Often at night when Mark and Martin were alone, and lying down to sleep, they spoke of home, familiar places, houses, roads, and people whom they knew; sometimes in the lively hope of seeing them again, and sometimes with a sorrowful tranquillity, as if that hope were dead. It was a source of great amazement to Mark Tapley to find, pervading all these conversations, a singular alteration in Martin.

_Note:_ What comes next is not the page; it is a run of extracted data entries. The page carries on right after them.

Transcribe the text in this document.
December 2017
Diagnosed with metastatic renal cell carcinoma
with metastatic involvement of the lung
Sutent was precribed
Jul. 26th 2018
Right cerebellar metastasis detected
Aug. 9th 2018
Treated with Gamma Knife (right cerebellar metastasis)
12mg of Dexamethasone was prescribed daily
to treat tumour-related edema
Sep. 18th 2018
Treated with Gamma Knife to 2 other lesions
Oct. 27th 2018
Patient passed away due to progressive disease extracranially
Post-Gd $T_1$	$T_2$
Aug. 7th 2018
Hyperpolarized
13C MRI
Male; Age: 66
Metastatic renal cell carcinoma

'I don't know what to make of him,' he thought one night, 'he ain't what I supposed. He don't think of himself half as much. I'll try him again. Asleep, sir?'

'No, Mark.'

'Thinking of home, sir?'

'Yes, Mark.'

'So was I, sir. I was wondering how Mr Pinch and Mr Pecksniff gets on now.'

'Poor Tom!' said Martin, thoughtfully.

'Weak-minded man, sir,' observed Mr Tapley. 'Plays the organ for nothing, sir. Takes no care of himself?'

'I wish he took a little more, indeed,' said Martin. 'Though I don't know why I should. We shouldn't like him half as well, perhaps.'

'He gets put upon, sir,' hinted Mark.